Example 3 Protective effect in radiation-induced myelosuppression model: The interferon obtained in Example 1 was dissolved in physiological saline containing 0.1% homologous mouse serum, and 100,000 units per animal were administered once a day. C57
BL / 6 mice (male, 6 weeks old) were subcutaneously administered for 5 days.
Then, 9 Gy of radiation was applied once to induce myelosuppression. The control group was administered with physiological saline containing 0.1% autologous serum. The measurement was performed under ether anesthesia, and whole blood was taken from the inferior vertebral vein 15
Blood was collected from 0ul and 15% EDTA ・ 2K was added as an anticoagulant.
5ul was added and the number of white blood cells and the number of platelets were measured by an automatic blood cell counter Sysmex (Toa Medical Electronics). The results are shown in Tables 3 and 4. As is clear from the table, in the group using interferon, the decrease in white blood cell count and platelet count could be suppressed after 5 days from the start of administration.

[0027]

[Table 3]

[Table 4]

Example 4 Protective effect in nimustine-induced myelosuppression model: Example 1
The interferon obtained in 1. was dissolved in 0.1% allogeneic rat serum-containing physiological saline, and SD rats (male, 7 weeks old) were subcutaneously treated with Alza pump (Alza) at a dose of 1 million units / day for 7 days. It was used for continuous administration. Next, in order to induce myelosuppression, nimustine (Sankyo) was added on the 5th day of the experiment.
It was administered once at a dose of 25 mg / kg intravenously. In the control group
A physiological saline containing 0.1% allogeneic rat serum was administered.
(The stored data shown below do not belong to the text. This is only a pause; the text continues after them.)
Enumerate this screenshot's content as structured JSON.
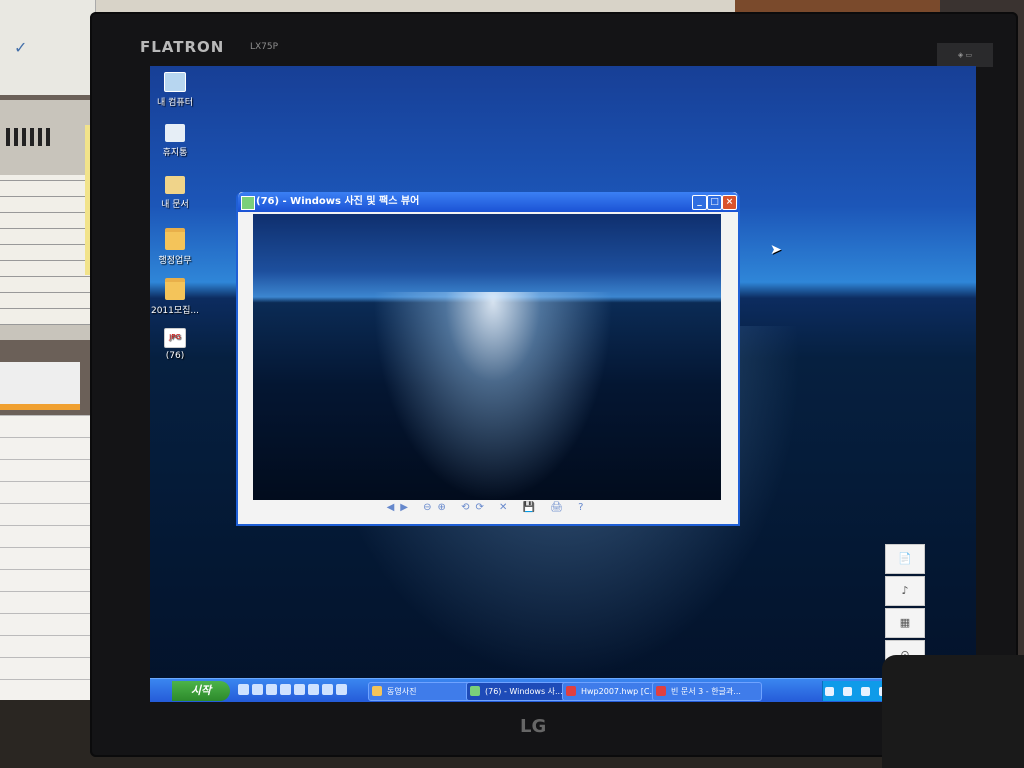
{
  "monitor": {
    "brand": "FLATRON",
    "model": "LX75P",
    "maker_logo": "LG"
  },
  "desktop": {
    "icons": [
      {
        "label": "내 컴퓨터",
        "icon": "computer-icon"
      },
      {
        "label": "휴지통",
        "icon": "recycle-bin-icon"
      },
      {
        "label": "내 문서",
        "icon": "documents-folder-icon"
      },
      {
        "label": "행정업무",
        "icon": "folder-icon"
      },
      {
        "label": "2011모집...",
        "icon": "folder-icon"
      },
      {
        "label": "(76)",
        "icon": "jpg-file-icon"
      }
    ]
  },
  "viewer": {
    "title": "(76) - Windows 사진 및 팩스 뷰어",
    "minimize": "_",
    "maximize": "□",
    "close": "×",
    "toolbar_glyphs": "◀▶ ⊖⊕ ⟲⟳ ✕ 💾 🖨 ?"
  },
  "taskbar": {
    "start_label": "시작",
    "tasks": [
      {
        "label": "동영사진",
        "icon_color": "#f4c45a"
      },
      {
        "label": "(76) - Windows 사...",
        "icon_color": "#7ad07a"
      },
      {
        "label": "Hwp2007.hwp [C...",
        "icon_color": "#e04040"
      },
      {
        "label": "빈 문서 3 - 한글과...",
        "icon_color": "#e04040"
      }
    ]
  },
  "stickers": [
    "📄",
    "♪",
    "▦",
    "⊙"
  ]
}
For measurement, under ether anesthesia, 250 ul of whole blood was collected from the inferior vein and 10 ul of 15% EDTA ・ 2K was added as an anticoagulant.
The white blood cell count and platelet count were measured with an automatic blood cell counter Sysmex (Toa Medical Electronics).

The results are shown in Tables 5 and 6. As is clear from the table, in the group using interferon, the decrease in white blood cell count and platelet count could be suppressed after 5 days from the start of administration.

[0030]

[Table 5]

[Table 6]

[0031]

INDUSTRIAL APPLICABILITY The present invention protects myelosuppression by chemotherapy and radiotherapy and is useful as a protective agent or therapeutic agent for leukopenia and thrombocytopenia.

 ─────────────────────────────────────────────────── ─── Continuation of the front page (72) Inventor Wataru Takada 1111 Tehiro, Kamakura-shi, Kanagawa Toray Co., Ltd. Basic Research Laboratory (72) Inventor Kyoko Kasama 1111 Tehiro, Kamakura-shi, Kanagawa Toray Research Institute, Toray Co., Ltd.

Claims (1)

[Claims] 1. A myelosuppressive protective agent containing interferon as an active ingredient.